Although these are two different sub-species of bluegill, they are difficult to differentiate at a young age, and their biological properties are quite alike. A sub-specie is essentially the result of the same specie having adapted to more than one environment, taking on different physiological adaptations to suit their environments. For example, coppernose and native bluegill are capable of interbreeding and producing viable, sexually active offspring.

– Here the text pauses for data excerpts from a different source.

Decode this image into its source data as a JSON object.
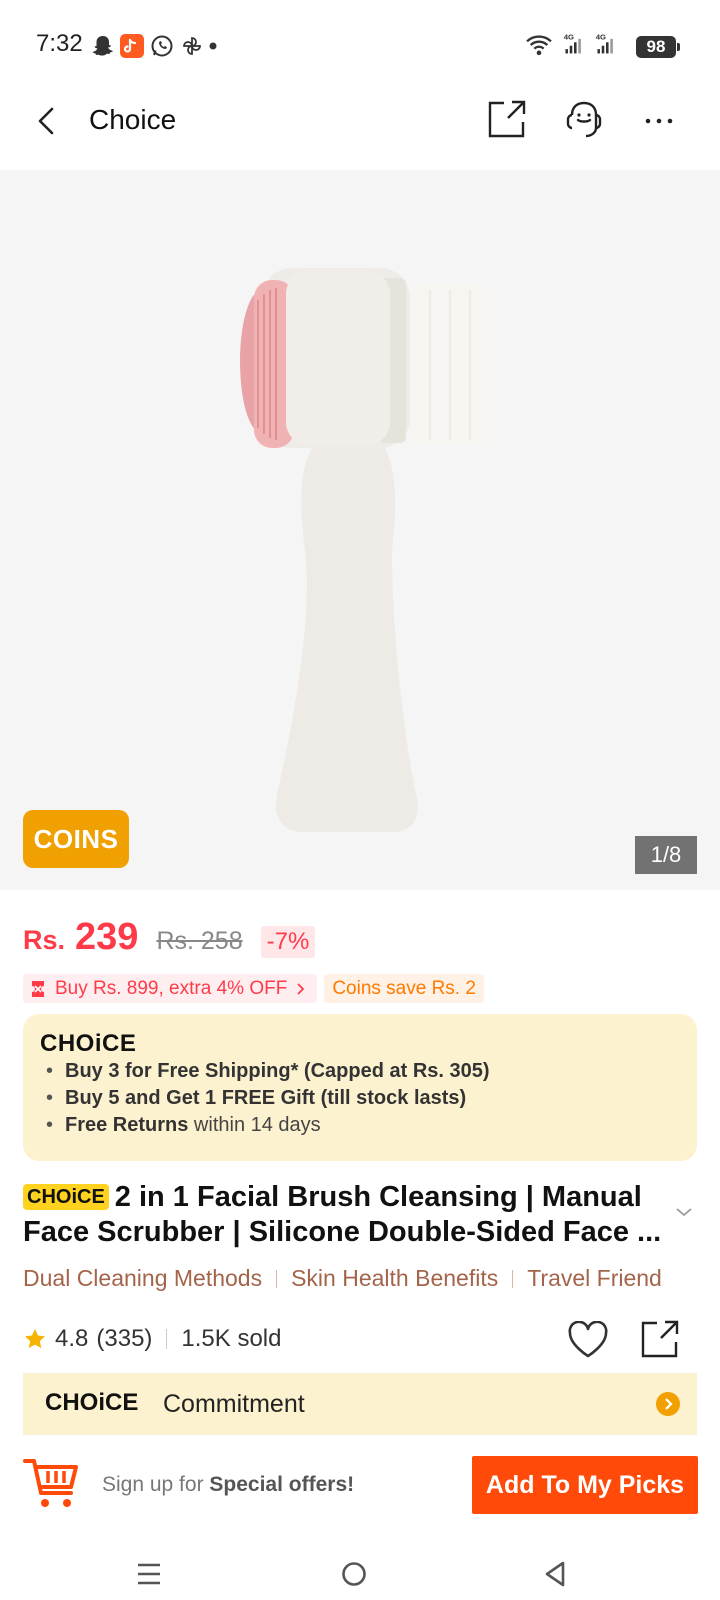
{
  "status_bar": {
    "time": "7:32",
    "battery": "98"
  },
  "header": {
    "title": "Choice"
  },
  "gallery": {
    "coins_badge": "COINS",
    "counter": "1/8"
  },
  "price": {
    "currency": "Rs.",
    "current": "239",
    "original": "Rs. 258",
    "discount": "-7%"
  },
  "promos": {
    "deal": "Buy Rs. 899, extra 4% OFF",
    "coins": "Coins save Rs. 2"
  },
  "choice_box": {
    "logo": "CHOiCE",
    "bullets": [
      {
        "bold": "Buy 3 for  Free Shipping* (Capped at Rs. 305)",
        "rest": ""
      },
      {
        "bold": "Buy 5 and Get 1 FREE Gift (till stock lasts)",
        "rest": ""
      },
      {
        "bold": "Free Returns",
        "rest": " within 14 days"
      }
    ]
  },
  "product": {
    "badge": "CHOiCE",
    "title": "2 in 1 Facial Brush Cleansing | Manual Face Scrubber | Silicone Double-Sided Face ...",
    "features": [
      "Dual Cleaning Methods",
      "Skin Health Benefits",
      "Travel Friend"
    ]
  },
  "rating": {
    "score": "4.8",
    "count": "(335)",
    "sold": "1.5K sold"
  },
  "commitment": {
    "logo": "CHOiCE",
    "label": "Commitment"
  },
  "bottom_bar": {
    "signup_prefix": "Sign up for ",
    "signup_bold": "Special offers!",
    "cta": "Add To My Picks"
  },
  "colors": {
    "price_red": "#ff3b4a",
    "brand_orange": "#ff4a0a",
    "coins_gold": "#f0a000",
    "choice_cream": "#fdf2cf",
    "feature_brown": "#a4644a"
  }
}
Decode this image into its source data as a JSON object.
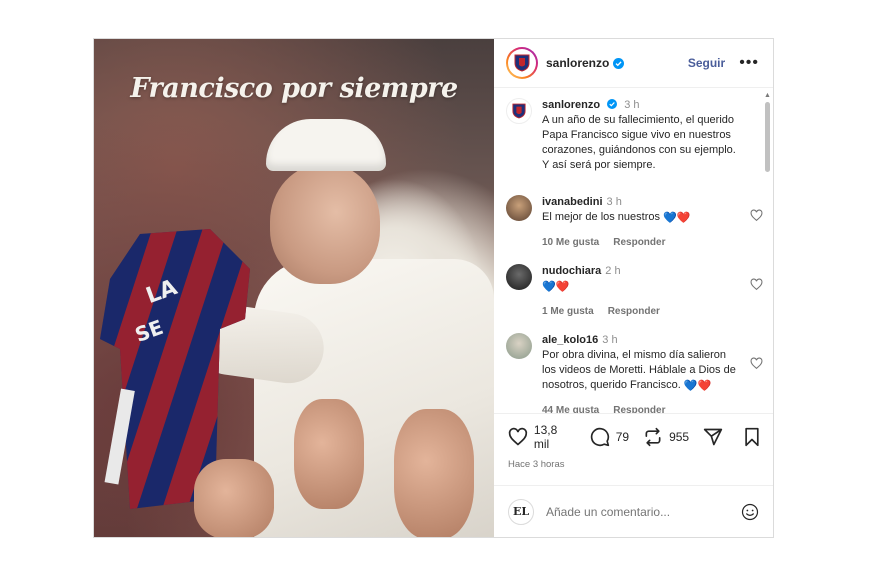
{
  "post": {
    "image_title": "Francisco por siempre",
    "header": {
      "username": "sanlorenzo",
      "follow_label": "Seguir",
      "more_label": "•••"
    },
    "caption": {
      "username": "sanlorenzo",
      "time": "3 h",
      "text": "A un año de su fallecimiento, el querido Papa Francisco sigue vivo en nuestros corazones, guiándonos con su ejemplo. Y así será por siempre."
    },
    "comments": [
      {
        "username": "ivanabedini",
        "time": "3 h",
        "text": "El mejor de los nuestros",
        "emoji": "💙❤️",
        "likes": "10 Me gusta",
        "reply": "Responder"
      },
      {
        "username": "nudochiara",
        "time": "2 h",
        "text": "",
        "emoji": "💙❤️",
        "likes": "1 Me gusta",
        "reply": "Responder"
      },
      {
        "username": "ale_kolo16",
        "time": "3 h",
        "text": "Por obra divina, el mismo día salieron los videos de Moretti. Háblale a Dios de nosotros, querido Francisco.",
        "emoji": "💙❤️",
        "likes": "44 Me gusta",
        "reply": "Responder"
      }
    ],
    "actions": {
      "likes": "13,8 mil",
      "comments": "79",
      "reposts": "955"
    },
    "posted_ago": "Hace 3 horas",
    "add_comment": {
      "avatar_text": "EL",
      "placeholder": "Añade un comentario..."
    },
    "colors": {
      "follow": "#4a5d9a",
      "verified": "#0095f6",
      "heart_red": "#e0245e",
      "heart_blue": "#1d6fd6"
    }
  }
}
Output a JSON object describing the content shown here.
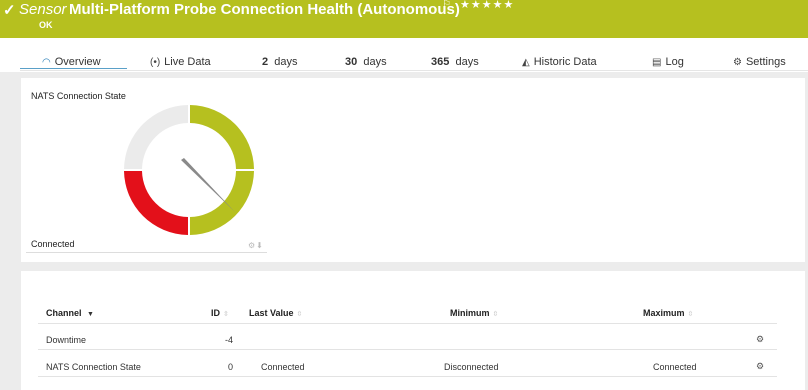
{
  "header": {
    "sensor_label": "Sensor",
    "sensor_name": "Multi-Platform Probe Connection Health (Autonomous)",
    "status": "OK",
    "priority_stars": "★★★★★",
    "check_icon": "check-icon",
    "flag_icon": "flag-icon",
    "brand_color": "#b6c01f"
  },
  "tabs": [
    {
      "label": "Overview",
      "icon": "gauge-icon",
      "active": true
    },
    {
      "label": "Live Data",
      "icon": "live-signal-icon"
    },
    {
      "number": "2",
      "label": "days"
    },
    {
      "number": "30",
      "label": "days"
    },
    {
      "number": "365",
      "label": "days"
    },
    {
      "label": "Historic Data",
      "icon": "area-chart-icon"
    },
    {
      "label": "Log",
      "icon": "log-icon"
    },
    {
      "label": "Settings",
      "icon": "gear-icon"
    }
  ],
  "gauge": {
    "title": "NATS Connection State",
    "value_label": "Connected",
    "colors": {
      "ok": "#b6c01f",
      "error": "#e3101a",
      "neutral": "#ebebeb"
    }
  },
  "table": {
    "columns": [
      "Channel",
      "ID",
      "Last Value",
      "Minimum",
      "Maximum"
    ],
    "rows": [
      {
        "channel": "Downtime",
        "id": "-4",
        "last_value": "",
        "minimum": "",
        "maximum": ""
      },
      {
        "channel": "NATS Connection State",
        "id": "0",
        "last_value": "Connected",
        "minimum": "Disconnected",
        "maximum": "Connected"
      }
    ]
  }
}
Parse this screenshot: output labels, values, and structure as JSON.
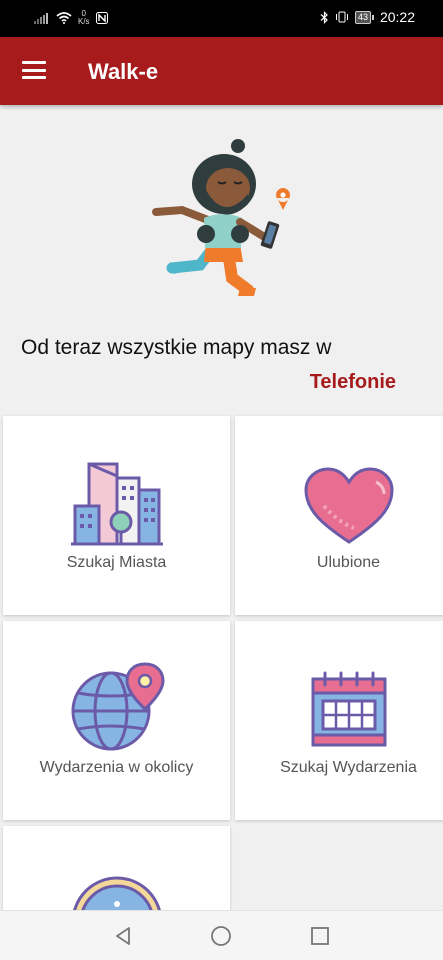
{
  "status_bar": {
    "speed_value": "0",
    "speed_unit": "K/s",
    "battery": "43",
    "time": "20:22"
  },
  "app_bar": {
    "title": "Walk-e"
  },
  "hero": {
    "text": "Od teraz wszystkie mapy masz w",
    "highlight": "Telefonie"
  },
  "menu": [
    {
      "label": "Szukaj Miasta",
      "icon": "city-buildings-icon"
    },
    {
      "label": "Ulubione",
      "icon": "heart-icon"
    },
    {
      "label": "Wydarzenia w okolicy",
      "icon": "globe-location-icon"
    },
    {
      "label": "Szukaj Wydarzenia",
      "icon": "calendar-icon"
    },
    {
      "label": "",
      "icon": "info-icon"
    }
  ],
  "colors": {
    "primary": "#a71b1d",
    "icon_outline": "#6b5aa8",
    "icon_fill_blue": "#86b4e3",
    "icon_fill_pink": "#e76e90"
  }
}
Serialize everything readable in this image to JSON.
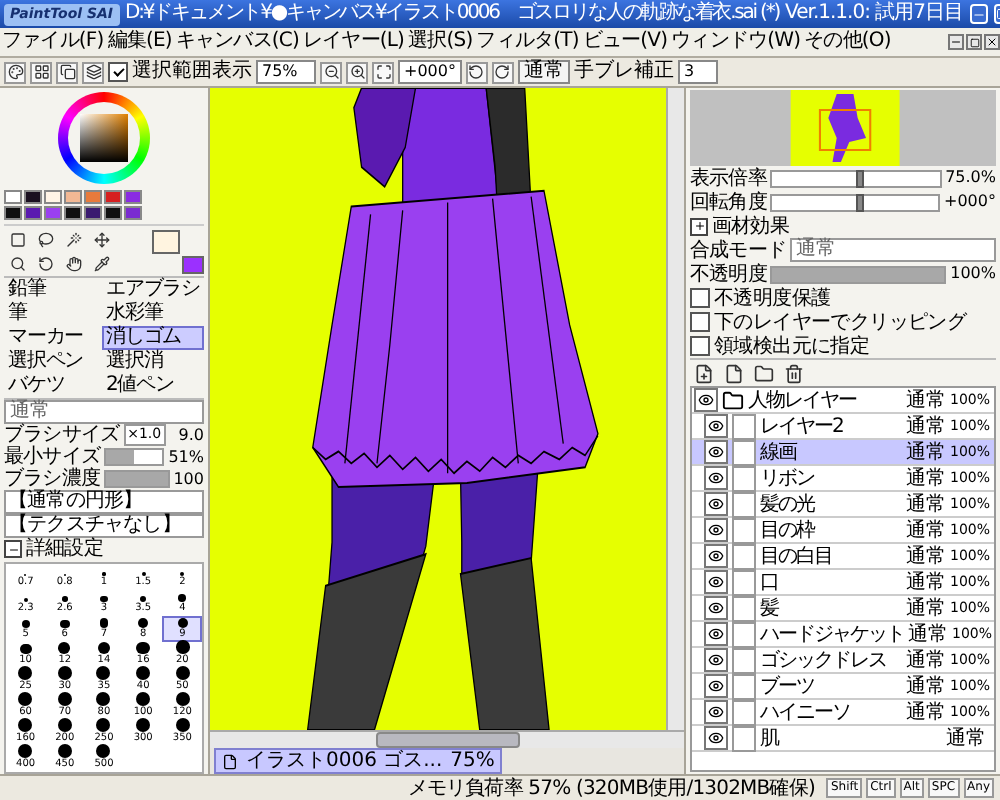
{
  "title_bar": {
    "logo": "PaintTool SAI",
    "title": "D:¥ドキュメント¥●キャンバス¥イラスト0006　ゴスロリな人の軌跡な着衣.sai (*)",
    "version": "Ver.1.1.0: 試用7日目"
  },
  "menu": [
    "ファイル(F)",
    "編集(E)",
    "キャンバス(C)",
    "レイヤー(L)",
    "選択(S)",
    "フィルタ(T)",
    "ビュー(V)",
    "ウィンドウ(W)",
    "その他(O)"
  ],
  "toolbar": {
    "selection_visible": {
      "label": "選択範囲表示",
      "checked": true
    },
    "zoom": "75%",
    "angle": "+000°",
    "mode": "通常",
    "stabilizer_label": "手ブレ補正",
    "stabilizer": "3"
  },
  "swatches": [
    {
      "color": "#ffffff"
    },
    {
      "color": "#1a1020"
    },
    {
      "color": "#fff4e6"
    },
    {
      "color": "#f2b894"
    },
    {
      "color": "#e87a3c"
    },
    {
      "color": "#d62020"
    },
    {
      "color": "#8a2be2"
    },
    {
      "color": "#101010"
    },
    {
      "color": "#5a1ab0"
    },
    {
      "color": "#9a40f0"
    },
    {
      "color": "#101010"
    },
    {
      "color": "#3a1a70"
    },
    {
      "color": "#101010"
    },
    {
      "color": "#7a2bd0"
    }
  ],
  "current_colors": [
    {
      "color": "#fff4e0"
    },
    {
      "color": "#9b30ff"
    }
  ],
  "tools": [
    {
      "label": "鉛筆",
      "selected": false
    },
    {
      "label": "エアブラシ",
      "selected": false
    },
    {
      "label": "筆",
      "selected": false
    },
    {
      "label": "水彩筆",
      "selected": false
    },
    {
      "label": "マーカー",
      "selected": false
    },
    {
      "label": "消しゴム",
      "selected": true
    },
    {
      "label": "選択ペン",
      "selected": false
    },
    {
      "label": "選択消",
      "selected": false
    },
    {
      "label": "バケツ",
      "selected": false
    },
    {
      "label": "2値ペン",
      "selected": false
    }
  ],
  "blend_mode": "通常",
  "sliders": [
    {
      "label": "ブラシサイズ",
      "multiplier": "×1.0",
      "value": "9.0"
    },
    {
      "label": "最小サイズ",
      "value": "51%",
      "level": 0.51
    },
    {
      "label": "ブラシ濃度",
      "value": "100",
      "level": 1
    }
  ],
  "brush_shape": "【通常の円形】",
  "texture": "【テクスチャなし】",
  "details": {
    "label": "詳細設定",
    "expanded": true
  },
  "brush_sizes": [
    {
      "label": "0.7",
      "selected": false
    },
    {
      "label": "0.8",
      "selected": false
    },
    {
      "label": "1",
      "selected": false
    },
    {
      "label": "1.5",
      "selected": false
    },
    {
      "label": "2",
      "selected": false
    },
    {
      "label": "2.3",
      "selected": false
    },
    {
      "label": "2.6",
      "selected": false
    },
    {
      "label": "3",
      "selected": false
    },
    {
      "label": "3.5",
      "selected": false
    },
    {
      "label": "4",
      "selected": false
    },
    {
      "label": "5",
      "selected": false
    },
    {
      "label": "6",
      "selected": false
    },
    {
      "label": "7",
      "selected": false
    },
    {
      "label": "8",
      "selected": false
    },
    {
      "label": "9",
      "selected": true
    },
    {
      "label": "10",
      "selected": false
    },
    {
      "label": "12",
      "selected": false
    },
    {
      "label": "14",
      "selected": false
    },
    {
      "label": "16",
      "selected": false
    },
    {
      "label": "20",
      "selected": false
    },
    {
      "label": "25",
      "selected": false
    },
    {
      "label": "30",
      "selected": false
    },
    {
      "label": "35",
      "selected": false
    },
    {
      "label": "40",
      "selected": false
    },
    {
      "label": "50",
      "selected": false
    },
    {
      "label": "60",
      "selected": false
    },
    {
      "label": "70",
      "selected": false
    },
    {
      "label": "80",
      "selected": false
    },
    {
      "label": "100",
      "selected": false
    },
    {
      "label": "120",
      "selected": false
    },
    {
      "label": "160",
      "selected": false
    },
    {
      "label": "200",
      "selected": false
    },
    {
      "label": "250",
      "selected": false
    },
    {
      "label": "300",
      "selected": false
    },
    {
      "label": "350",
      "selected": false
    },
    {
      "label": "400",
      "selected": false
    },
    {
      "label": "450",
      "selected": false
    },
    {
      "label": "500",
      "selected": false
    }
  ],
  "canvas_tab": {
    "label": "イラスト0006 ゴス...",
    "zoom": "75%"
  },
  "navigator": {
    "zoom": {
      "label": "表示倍率",
      "value": "75.0%",
      "level": 0.5
    },
    "angle": {
      "label": "回転角度",
      "value": "+000°",
      "level": 0.5
    }
  },
  "layer_options": {
    "effects": {
      "label": "画材効果",
      "expanded": false
    },
    "mode_label": "合成モード",
    "mode": "通常",
    "opacity": {
      "label": "不透明度",
      "value": "100%",
      "level": 1
    },
    "checks": [
      {
        "label": "不透明度保護",
        "checked": false
      },
      {
        "label": "下のレイヤーでクリッピング",
        "checked": false
      },
      {
        "label": "領域検出元に指定",
        "checked": false
      }
    ]
  },
  "layers": [
    {
      "name": "人物レイヤー",
      "kind": "folder",
      "mode": "通常",
      "opacity": "100%",
      "visible": true,
      "selected": false,
      "children": [
        {
          "name": "レイヤー2",
          "kind": "layer",
          "mode": "通常",
          "opacity": "100%",
          "visible": true,
          "selected": false
        },
        {
          "name": "線画",
          "kind": "layer",
          "mode": "通常",
          "opacity": "100%",
          "visible": true,
          "selected": true
        },
        {
          "name": "リボン",
          "kind": "layer",
          "mode": "通常",
          "opacity": "100%",
          "visible": true,
          "selected": false
        },
        {
          "name": "髪の光",
          "kind": "layer",
          "mode": "通常",
          "opacity": "100%",
          "visible": true,
          "selected": false
        },
        {
          "name": "目の枠",
          "kind": "layer",
          "mode": "通常",
          "opacity": "100%",
          "visible": true,
          "selected": false
        },
        {
          "name": "目の白目",
          "kind": "layer",
          "mode": "通常",
          "opacity": "100%",
          "visible": true,
          "selected": false
        },
        {
          "name": "口",
          "kind": "layer",
          "mode": "通常",
          "opacity": "100%",
          "visible": true,
          "selected": false
        },
        {
          "name": "髪",
          "kind": "layer",
          "mode": "通常",
          "opacity": "100%",
          "visible": true,
          "selected": false
        },
        {
          "name": "ハードジャケット",
          "kind": "layer",
          "mode": "通常",
          "opacity": "100%",
          "visible": true,
          "selected": false
        },
        {
          "name": "ゴシックドレス",
          "kind": "layer",
          "mode": "通常",
          "opacity": "100%",
          "visible": true,
          "selected": false
        },
        {
          "name": "ブーツ",
          "kind": "layer",
          "mode": "通常",
          "opacity": "100%",
          "visible": true,
          "selected": false
        },
        {
          "name": "ハイニーソ",
          "kind": "layer",
          "mode": "通常",
          "opacity": "100%",
          "visible": true,
          "selected": false
        },
        {
          "name": "肌",
          "kind": "layer",
          "mode": "通常",
          "visible": true,
          "selected": false
        }
      ]
    }
  ],
  "status": {
    "memory": "メモリ負荷率 57% (320MB使用/1302MB確保)",
    "keys": [
      "Shift",
      "Ctrl",
      "Alt",
      "SPC",
      "Any"
    ]
  }
}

Largemouth bass will eat a variety of live fish, but bluegill are particularly important in ponds and small lakes because they reproduce throughout the warm months, achieve a size allowing them long term survival, and exhibit multiple spawning each season. This furnishes a continual supply of different size forage. Bluegill (Lepomis macrochirus) spawn when temperatures reach 75ºF and continue until water temperatures cool in the fall. Bluegill mature at 3 inches in length, with females capable of laying between 10,000 and 60,000 eggs per spawn. Young bluegill feed primarily on plankton switching to a diet of insects and other small aquatic life as their size increases. They seldom stray far from shore and prefer structures such as weed beds, fallen timber, etc. Bluegill are a good forage fish for largemouth bass, because they do not compete heavily with largemouth bass for forage. In general they are found in the same habitats as largemouth bass, and therefore are easily located. Bluegill have a very high fecundity so they have the ability to produce relatively large numbers of offspring.

Bluegill can be stocked with largemouth bass, blue or channel catfish, or by themselves. They can reach 1.5-2 lbs in weight, and they taste wonderful. Bluegill will eat a floating fish food.

Stocking rate is up to 1000 per acre for largemouth bass or hybrid striper production. Make sure to stock coppernose bluegill along with a top end predator to control their numbers.